Я новичок в Python и хотел бы создать класс HttpParallelHandler
для обработки в параллельном (многопоточном) режиме всех получаемых им HTTP-запросов.Клиенты (класс в других частях кода, который будет использовать HttpParallelHandler) должны регистрировать каждый HTTP-запрос, который они хотят сделать, передавая некоторые параметры, такие как метод, данные и обратный вызов onsuccess.
Послепример этого класса:
import threading
import time
import logging
import random
import Queue
import sys
import requests
class ParallelHttpHandler(object):
POOL_SIZE = 10
def __init__(self):
self.requests_queue = Queue.Queue()
self.callback_lock = threading.RLock()
self.pool_threads = [RequestConsumerThread(self.requests_queue, self.callback_lock) for count in xrange(ParallelHttpHandler.POOL_SIZE)]
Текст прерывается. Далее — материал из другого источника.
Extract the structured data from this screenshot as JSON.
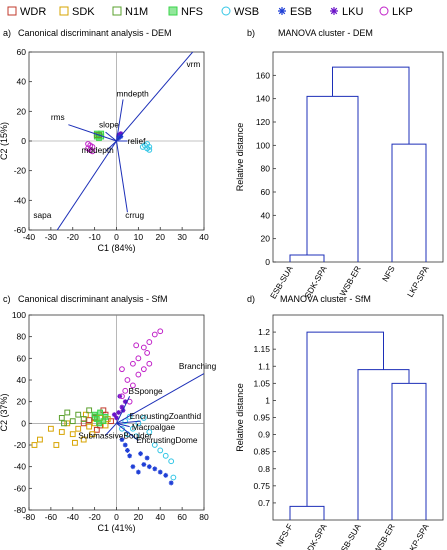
{
  "legend": {
    "entries": [
      {
        "label": "WDR",
        "color": "#c0392b",
        "marker": "square"
      },
      {
        "label": "SDK",
        "color": "#d7a400",
        "marker": "square"
      },
      {
        "label": "N1M",
        "color": "#5aa02c",
        "marker": "square"
      },
      {
        "label": "NFS",
        "color": "#3ad44a",
        "marker": "square-filled"
      },
      {
        "label": "WSB",
        "color": "#33c6e6",
        "marker": "circle"
      },
      {
        "label": "ESB",
        "color": "#1f3fd6",
        "marker": "asterisk"
      },
      {
        "label": "LKU",
        "color": "#6a12c8",
        "marker": "asterisk"
      },
      {
        "label": "LKP",
        "color": "#c020c8",
        "marker": "circle"
      }
    ]
  },
  "panels": {
    "a": {
      "label": "a)",
      "title": "Canonical discriminant analysis - DEM"
    },
    "b": {
      "label": "b)",
      "title": "MANOVA cluster - DEM"
    },
    "c": {
      "label": "c)",
      "title": "Canonical discriminant analysis - SfM"
    },
    "d": {
      "label": "d)",
      "title": "MANOVA cluster - SfM"
    }
  },
  "chart_data": [
    {
      "type": "scatter",
      "panel": "a",
      "title": "Canonical discriminant analysis - DEM",
      "xlabel": "C1 (84%)",
      "ylabel": "C2 (15%)",
      "xlim": [
        -40,
        40
      ],
      "ylim": [
        -60,
        60
      ],
      "xticks": [
        -40,
        -30,
        -20,
        -10,
        0,
        10,
        20,
        30,
        40
      ],
      "yticks": [
        -60,
        -40,
        -20,
        0,
        20,
        40,
        60
      ],
      "vectors": [
        {
          "name": "vrm",
          "x": 36,
          "y": 62,
          "lx": 32,
          "ly": 50
        },
        {
          "name": "mndepth",
          "x": 3,
          "y": 28,
          "lx": 0,
          "ly": 30
        },
        {
          "name": "rms",
          "x": -22,
          "y": 11,
          "lx": -30,
          "ly": 14
        },
        {
          "name": "slope",
          "x": -5,
          "y": 6,
          "lx": -8,
          "ly": 9
        },
        {
          "name": "relief",
          "x": 5,
          "y": 0,
          "lx": 5,
          "ly": -2
        },
        {
          "name": "mddepth",
          "x": -5,
          "y": -7,
          "lx": -16,
          "ly": -8
        },
        {
          "name": "sapa",
          "x": -28,
          "y": -62,
          "lx": -38,
          "ly": -52
        },
        {
          "name": "crrug",
          "x": 5,
          "y": -48,
          "lx": 4,
          "ly": -52
        }
      ],
      "groups": [
        {
          "name": "NFS",
          "points": [
            [
              -8,
              4
            ],
            [
              -9,
              3
            ],
            [
              -7,
              5
            ],
            [
              -8,
              2
            ],
            [
              -9,
              5
            ],
            [
              -7,
              3
            ]
          ]
        },
        {
          "name": "LKP",
          "points": [
            [
              -12,
              -3
            ],
            [
              -13,
              -5
            ],
            [
              -11,
              -4
            ],
            [
              -12,
              -6
            ],
            [
              -13,
              -2
            ],
            [
              -11,
              -7
            ]
          ]
        },
        {
          "name": "LKU",
          "points": [
            [
              1,
              3
            ],
            [
              2,
              5
            ],
            [
              1,
              4
            ]
          ]
        },
        {
          "name": "ESB",
          "points": [
            [
              1,
              2
            ],
            [
              2,
              3
            ]
          ]
        },
        {
          "name": "WSB",
          "points": [
            [
              13,
              -3
            ],
            [
              14,
              -5
            ],
            [
              15,
              -6
            ],
            [
              12,
              -4
            ],
            [
              14,
              -2
            ],
            [
              15,
              -4
            ]
          ]
        },
        {
          "name": "N1M",
          "points": [
            [
              -8,
              4
            ],
            [
              -9,
              4
            ]
          ]
        }
      ]
    },
    {
      "type": "dendrogram",
      "panel": "b",
      "title": "MANOVA cluster - DEM",
      "ylabel": "Relative distance",
      "ylim": [
        0,
        180
      ],
      "yticks": [
        0,
        20,
        40,
        60,
        80,
        100,
        120,
        140,
        160
      ],
      "leaves": [
        "ESB-SUA",
        "SDK-SPA",
        "WSB-ER",
        "NFS",
        "LKP-SPA"
      ],
      "merges": [
        {
          "left": 0,
          "right": 1,
          "height": 6
        },
        {
          "left": "0+1",
          "right": 2,
          "height": 142
        },
        {
          "left": 3,
          "right": 4,
          "height": 101
        },
        {
          "left": "0+1+2",
          "right": "3+4",
          "height": 167
        }
      ]
    },
    {
      "type": "scatter",
      "panel": "c",
      "title": "Canonical discriminant analysis - SfM",
      "xlabel": "C1 (41%)",
      "ylabel": "C2 (37%)",
      "xlim": [
        -80,
        80
      ],
      "ylim": [
        -80,
        100
      ],
      "xticks": [
        -80,
        -60,
        -40,
        -20,
        0,
        20,
        40,
        60,
        80
      ],
      "yticks": [
        -80,
        -60,
        -40,
        -20,
        0,
        20,
        40,
        60,
        80,
        100
      ],
      "vectors": [
        {
          "name": "Branching",
          "x": 80,
          "y": 46,
          "lx": 57,
          "ly": 50
        },
        {
          "name": "BSponge",
          "x": 12,
          "y": 25,
          "lx": 11,
          "ly": 27
        },
        {
          "name": "EncrustingZoanthid",
          "x": 22,
          "y": 2,
          "lx": 12,
          "ly": 4
        },
        {
          "name": "Macroalgae",
          "x": 12,
          "y": -3,
          "lx": 14,
          "ly": -6
        },
        {
          "name": "SubmassiveBoulder",
          "x": -10,
          "y": -11,
          "lx": -35,
          "ly": -14
        },
        {
          "name": "EncrustingDome",
          "x": 20,
          "y": -16,
          "lx": 18,
          "ly": -18
        }
      ],
      "groups": [
        {
          "name": "WDR",
          "points": [
            [
              -20,
              5
            ],
            [
              -15,
              -2
            ],
            [
              -25,
              3
            ],
            [
              -10,
              8
            ],
            [
              -18,
              -6
            ],
            [
              -5,
              2
            ],
            [
              -30,
              0
            ],
            [
              -12,
              12
            ]
          ]
        },
        {
          "name": "SDK",
          "points": [
            [
              -75,
              -20
            ],
            [
              -70,
              -15
            ],
            [
              -55,
              -20
            ],
            [
              -50,
              -8
            ],
            [
              -40,
              -10
            ],
            [
              -35,
              -5
            ],
            [
              -30,
              -15
            ],
            [
              -25,
              -3
            ],
            [
              -20,
              0
            ],
            [
              -15,
              5
            ],
            [
              -10,
              -2
            ],
            [
              -45,
              0
            ],
            [
              -60,
              -5
            ],
            [
              -28,
              8
            ],
            [
              -8,
              4
            ],
            [
              -38,
              -18
            ],
            [
              -22,
              -10
            ]
          ]
        },
        {
          "name": "N1M",
          "points": [
            [
              -50,
              5
            ],
            [
              -45,
              10
            ],
            [
              -40,
              2
            ],
            [
              -35,
              8
            ],
            [
              -30,
              4
            ],
            [
              -25,
              12
            ],
            [
              -20,
              6
            ],
            [
              -48,
              0
            ]
          ]
        },
        {
          "name": "NFS",
          "points": [
            [
              -20,
              8
            ],
            [
              -18,
              4
            ],
            [
              -15,
              10
            ],
            [
              -12,
              2
            ],
            [
              -10,
              6
            ],
            [
              -16,
              0
            ]
          ]
        },
        {
          "name": "WSB",
          "points": [
            [
              5,
              -5
            ],
            [
              10,
              -10
            ],
            [
              15,
              -5
            ],
            [
              20,
              0
            ],
            [
              25,
              5
            ],
            [
              30,
              -8
            ],
            [
              35,
              -20
            ],
            [
              40,
              -25
            ],
            [
              45,
              -30
            ],
            [
              50,
              -35
            ],
            [
              52,
              -50
            ],
            [
              8,
              2
            ],
            [
              12,
              6
            ],
            [
              18,
              -12
            ]
          ]
        },
        {
          "name": "ESB",
          "points": [
            [
              8,
              -20
            ],
            [
              12,
              -30
            ],
            [
              15,
              -40
            ],
            [
              20,
              -45
            ],
            [
              25,
              -38
            ],
            [
              30,
              -40
            ],
            [
              35,
              -42
            ],
            [
              40,
              -45
            ],
            [
              45,
              -48
            ],
            [
              50,
              -55
            ],
            [
              22,
              -28
            ],
            [
              28,
              -32
            ],
            [
              10,
              -25
            ],
            [
              5,
              -15
            ]
          ]
        },
        {
          "name": "LKU",
          "points": [
            [
              2,
              10
            ],
            [
              5,
              15
            ],
            [
              8,
              20
            ],
            [
              0,
              5
            ],
            [
              3,
              25
            ],
            [
              6,
              12
            ],
            [
              -2,
              8
            ]
          ]
        },
        {
          "name": "LKP",
          "points": [
            [
              5,
              25
            ],
            [
              10,
              40
            ],
            [
              15,
              55
            ],
            [
              20,
              60
            ],
            [
              25,
              70
            ],
            [
              30,
              75
            ],
            [
              35,
              82
            ],
            [
              40,
              85
            ],
            [
              15,
              35
            ],
            [
              20,
              45
            ],
            [
              25,
              50
            ],
            [
              8,
              30
            ],
            [
              12,
              20
            ],
            [
              28,
              65
            ],
            [
              18,
              72
            ],
            [
              5,
              50
            ],
            [
              30,
              55
            ]
          ]
        }
      ]
    },
    {
      "type": "dendrogram",
      "panel": "d",
      "title": "MANOVA cluster - SfM",
      "ylabel": "Relative distance",
      "ylim": [
        0.65,
        1.25
      ],
      "yticks": [
        0.7,
        0.75,
        0.8,
        0.85,
        0.9,
        0.95,
        1,
        1.05,
        1.1,
        1.15,
        1.2
      ],
      "leaves": [
        "NFS-F",
        "SDK-SPA",
        "ESB-SUA",
        "WSB-ER",
        "LKP-SPA"
      ],
      "merges": [
        {
          "left": 0,
          "right": 1,
          "height": 0.69
        },
        {
          "left": 3,
          "right": 4,
          "height": 1.05
        },
        {
          "left": 2,
          "right": "3+4",
          "height": 1.09
        },
        {
          "left": "0+1",
          "right": "2+3+4",
          "height": 1.2
        }
      ]
    }
  ]
}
for thread in self.pool_threads:
thread.start()
def http_get(self, url, data, headers=None, onsuccess=None, onerror=None):
self.http_request("get", url, data, headers, onsuccess, onerror)
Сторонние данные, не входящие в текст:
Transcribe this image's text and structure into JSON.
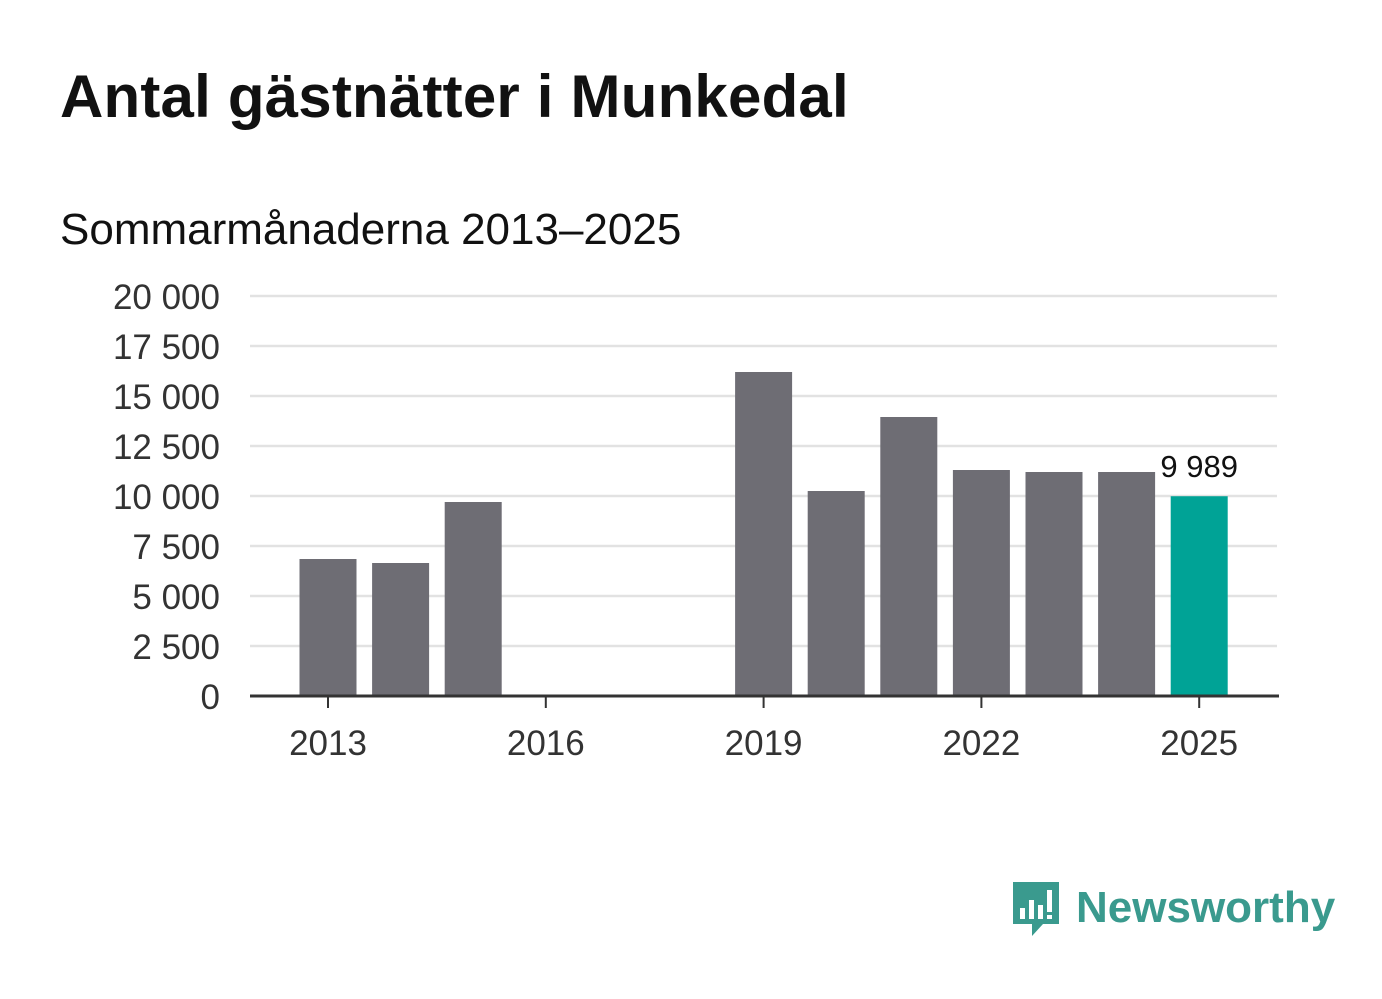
{
  "title": "Antal gästnätter i Munkedal",
  "subtitle": "Sommarmånaderna 2013–2025",
  "brand": {
    "name": "Newsworthy",
    "icon": "newsworthy-logo-icon",
    "color": "#3a9a8e"
  },
  "colors": {
    "bar": "#6e6d74",
    "highlight": "#00a396",
    "grid": "#e2e2e2",
    "axis": "#333333",
    "text": "#333333"
  },
  "chart_data": {
    "type": "bar",
    "x": [
      2013,
      2014,
      2015,
      2016,
      2017,
      2018,
      2019,
      2020,
      2021,
      2022,
      2023,
      2024,
      2025
    ],
    "values": [
      6850,
      6650,
      9700,
      null,
      null,
      null,
      16200,
      10250,
      13950,
      11300,
      11200,
      11200,
      9989
    ],
    "highlight": 2025,
    "data_label": {
      "x": 2025,
      "text": "9 989"
    },
    "ylim": [
      0,
      20000
    ],
    "yticks": [
      0,
      2500,
      5000,
      7500,
      10000,
      12500,
      15000,
      17500,
      20000
    ],
    "ytick_labels": [
      "0",
      "2 500",
      "5 000",
      "7 500",
      "10 000",
      "12 500",
      "15 000",
      "17 500",
      "20 000"
    ],
    "xticks": [
      2013,
      2016,
      2019,
      2022,
      2025
    ],
    "xtick_labels": [
      "2013",
      "2016",
      "2019",
      "2022",
      "2025"
    ],
    "grid": true,
    "xlabel": "",
    "ylabel": ""
  }
}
def http_post(self, url, data, headers=None, onsuccess=None, onerror=None):
self.http_request("post", url, data, headers, onsuccess, onerror)
def http_request(self, method, url, data, headers, onsuccess, onerror):
if not self.requests_queue.full():
request = {
"method": method,
"url": url,
"data": data,
"headers": headers,
"onsuccess": onsuccess,
"onerror": onerror
}
self.requests_queue.put(request)
def wait_all(self):
self.requests_queue.join()
class RequestConsumerThread(threading.Thread):
DEFAULT_HTTP_HEADERS = {
'User-Agent': 'Mozilla/5.0 (Windows NT 10.0; Win64; x64) AppleWebKit/537.36 (KHTML, like Gecko) Chrome/66.0.3359.181 Safari/537.36',
'Accept': 'text/html, */*; q=0.01',
'Accept-Encoding': 'gzip, deflate',
'Accept-Language': 'en-US,en;q=0.8',
'Connection': 'keep-alive'
}
def __init__(self, requests_queue, callback_lock):
super(RequestConsumerThread, self).__init__()
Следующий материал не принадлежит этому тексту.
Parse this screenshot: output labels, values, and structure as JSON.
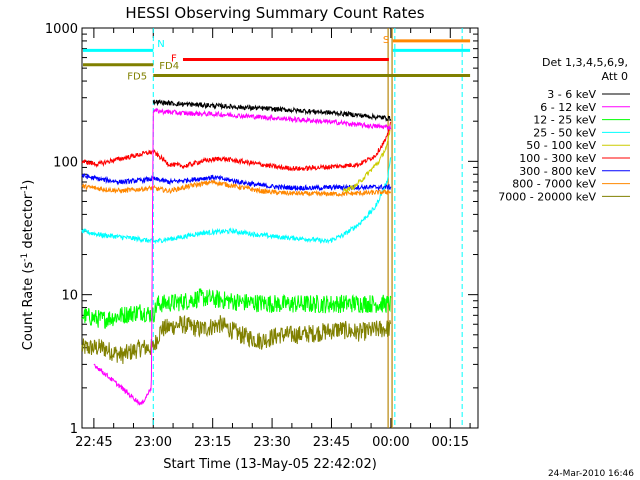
{
  "chart_data": {
    "type": "line",
    "title": "HESSI Observing Summary Count Rates",
    "xlabel": "Start Time (13-May-05 22:42:02)",
    "ylabel_main": "Count Rate (s",
    "ylabel_sup1": "-1",
    "ylabel_mid": " detector",
    "ylabel_sup2": "-1",
    "ylabel_end": ")",
    "x_unit": "minutes after 22:42:02",
    "xlim": [
      0,
      100
    ],
    "ylim": [
      1,
      1000
    ],
    "yscale": "log",
    "x_ticks": [
      {
        "label": "22:45",
        "t": 3
      },
      {
        "label": "23:00",
        "t": 18
      },
      {
        "label": "23:15",
        "t": 33
      },
      {
        "label": "23:30",
        "t": 48
      },
      {
        "label": "23:45",
        "t": 63
      },
      {
        "label": "00:00",
        "t": 78
      },
      {
        "label": "00:15",
        "t": 93
      }
    ],
    "y_ticks": [
      {
        "label": "1",
        "v": 1
      },
      {
        "label": "10",
        "v": 10
      },
      {
        "label": "100",
        "v": 100
      },
      {
        "label": "1000",
        "v": 1000
      }
    ],
    "legend_header": [
      "Det 1,3,4,5,6,9,",
      "Att 0"
    ],
    "legend_placement": "right",
    "series": [
      {
        "name": "3 - 6 keV",
        "color": "#000000",
        "points": [
          [
            18,
            280
          ],
          [
            24,
            270
          ],
          [
            30,
            265
          ],
          [
            40,
            255
          ],
          [
            50,
            245
          ],
          [
            60,
            235
          ],
          [
            68,
            225
          ],
          [
            74,
            215
          ],
          [
            78,
            210
          ]
        ]
      },
      {
        "name": "6 - 12 keV",
        "color": "#ff00ff",
        "points": [
          [
            3,
            3
          ],
          [
            10,
            2
          ],
          [
            15,
            1.5
          ],
          [
            17.5,
            2
          ],
          [
            18,
            240
          ],
          [
            25,
            230
          ],
          [
            35,
            225
          ],
          [
            45,
            215
          ],
          [
            55,
            205
          ],
          [
            65,
            195
          ],
          [
            72,
            185
          ],
          [
            78,
            180
          ]
        ]
      },
      {
        "name": "12 - 25 keV",
        "color": "#00ff00",
        "points": [
          [
            0,
            7
          ],
          [
            5,
            6.5
          ],
          [
            10,
            7
          ],
          [
            15,
            7.5
          ],
          [
            18,
            7
          ],
          [
            19,
            8.5
          ],
          [
            25,
            8.8
          ],
          [
            30,
            9.5
          ],
          [
            40,
            8.8
          ],
          [
            50,
            8.5
          ],
          [
            60,
            8.5
          ],
          [
            70,
            8.6
          ],
          [
            78,
            8.5
          ]
        ]
      },
      {
        "name": "25 - 50 keV",
        "color": "#00ffff",
        "points": [
          [
            0,
            30
          ],
          [
            5,
            28
          ],
          [
            10,
            27
          ],
          [
            15,
            26
          ],
          [
            18,
            25
          ],
          [
            25,
            27
          ],
          [
            30,
            29
          ],
          [
            38,
            30
          ],
          [
            45,
            28
          ],
          [
            50,
            27
          ],
          [
            58,
            26
          ],
          [
            62,
            25
          ],
          [
            66,
            28
          ],
          [
            70,
            34
          ],
          [
            74,
            45
          ],
          [
            77,
            70
          ],
          [
            78,
            110
          ]
        ]
      },
      {
        "name": "50 - 100 keV",
        "color": "#cccc00",
        "points": [
          [
            66,
            60
          ],
          [
            69,
            65
          ],
          [
            72,
            80
          ],
          [
            75,
            100
          ],
          [
            77,
            130
          ],
          [
            78,
            180
          ]
        ]
      },
      {
        "name": "100 - 300 keV",
        "color": "#ff0000",
        "points": [
          [
            0,
            100
          ],
          [
            4,
            95
          ],
          [
            8,
            102
          ],
          [
            12,
            108
          ],
          [
            16,
            115
          ],
          [
            18,
            118
          ],
          [
            22,
            95
          ],
          [
            26,
            92
          ],
          [
            30,
            100
          ],
          [
            35,
            105
          ],
          [
            40,
            100
          ],
          [
            45,
            95
          ],
          [
            50,
            90
          ],
          [
            55,
            88
          ],
          [
            60,
            90
          ],
          [
            65,
            92
          ],
          [
            70,
            95
          ],
          [
            74,
            110
          ],
          [
            77,
            150
          ],
          [
            78,
            200
          ]
        ]
      },
      {
        "name": "300 - 800 keV",
        "color": "#0000ff",
        "points": [
          [
            0,
            78
          ],
          [
            5,
            73
          ],
          [
            10,
            70
          ],
          [
            15,
            72
          ],
          [
            18,
            74
          ],
          [
            22,
            70
          ],
          [
            28,
            73
          ],
          [
            33,
            76
          ],
          [
            40,
            70
          ],
          [
            45,
            66
          ],
          [
            50,
            64
          ],
          [
            58,
            63
          ],
          [
            65,
            64
          ],
          [
            72,
            64
          ],
          [
            78,
            64
          ]
        ]
      },
      {
        "name": "800 - 7000 keV",
        "color": "#ff8800",
        "points": [
          [
            0,
            65
          ],
          [
            5,
            62
          ],
          [
            10,
            60
          ],
          [
            15,
            62
          ],
          [
            18,
            63
          ],
          [
            22,
            60
          ],
          [
            28,
            66
          ],
          [
            33,
            70
          ],
          [
            40,
            64
          ],
          [
            45,
            60
          ],
          [
            50,
            58
          ],
          [
            58,
            57
          ],
          [
            65,
            57
          ],
          [
            72,
            58
          ],
          [
            78,
            59
          ]
        ]
      },
      {
        "name": "7000 - 20000 keV",
        "color": "#808000",
        "points": [
          [
            0,
            4
          ],
          [
            5,
            4
          ],
          [
            10,
            3.5
          ],
          [
            15,
            4
          ],
          [
            18,
            4
          ],
          [
            20,
            5.5
          ],
          [
            25,
            6
          ],
          [
            30,
            5.5
          ],
          [
            35,
            6
          ],
          [
            40,
            5
          ],
          [
            45,
            4.5
          ],
          [
            50,
            5
          ],
          [
            55,
            5
          ],
          [
            60,
            5.2
          ],
          [
            65,
            5.5
          ],
          [
            70,
            5.2
          ],
          [
            75,
            5.5
          ],
          [
            78,
            5.6
          ]
        ]
      }
    ],
    "flag_bars": [
      {
        "label": "N",
        "color": "#00ffff",
        "y": 680,
        "segments": [
          [
            -2,
            18
          ],
          [
            78.5,
            98
          ]
        ]
      },
      {
        "label": "S",
        "color": "#ff8800",
        "y": 800,
        "segments": [
          [
            78.5,
            98
          ]
        ]
      },
      {
        "label": "F",
        "color": "#ff0000",
        "y": 580,
        "segments": [
          [
            25.5,
            77.5
          ]
        ]
      },
      {
        "label": "FD4",
        "color": "#808000",
        "y": 530,
        "segments": [
          [
            -2,
            18
          ]
        ]
      },
      {
        "label": "FD5",
        "color": "#808000",
        "y": 440,
        "segments": [
          [
            18,
            98
          ]
        ]
      }
    ],
    "vlines_cyan": [
      18,
      79,
      96
    ],
    "vlines_olive": [
      77.3,
      78.3
    ],
    "timestamp": "24-Mar-2010 16:46"
  }
}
self.requests_queue = requests_queue
self.callback_lock = callback_lock
self.daemon = True
def http_get(self, url, data=None, headers=None):
response = requests.get(url, data=data, headers=headers or RequestConsumerThread.DEFAULT_HTTP_HEADERS)
return response.text if response.status_code == 200 else None
def http_post(self, url, data, headers=None):
response = requests.post(url, data=data, headers=headers or RequestConsumerThread.DEFAULT_HTTP_HEADERS)
return response.text if response.status_code == 200 else None
def run(self):
while True:
if not self.requests_queue.empty():
request = self.requests_queue.get()
try:
# Effettua la richiesta http
request_arguments = (request["url"], request["data"], request["headers"])
response = self.http_get(*request_arguments) if request["method"] == "get" else self.http_post(*request_arguments)
# In un contesto thread safe esegue la callback di success
self.callback_lock.acquire()
onsuccess = request["onsuccess"]
if onsuccess is not None:
onsuccess(response)
self.callback_lock.release()
except Exception as e:
self.callback_lock.acquire()
onerror = request["onerror"]
if onerror is not None:
print(request["onerror"](e))
self.callback_lock.release()
finally:
self.requests_queue.task_done()
Теперь проблема : когда я использую этот класс в цикле for для параллельной обработки 50 запросов http, у меня возникает проблема с обратным вызовом, который яназначить на каждый запрос.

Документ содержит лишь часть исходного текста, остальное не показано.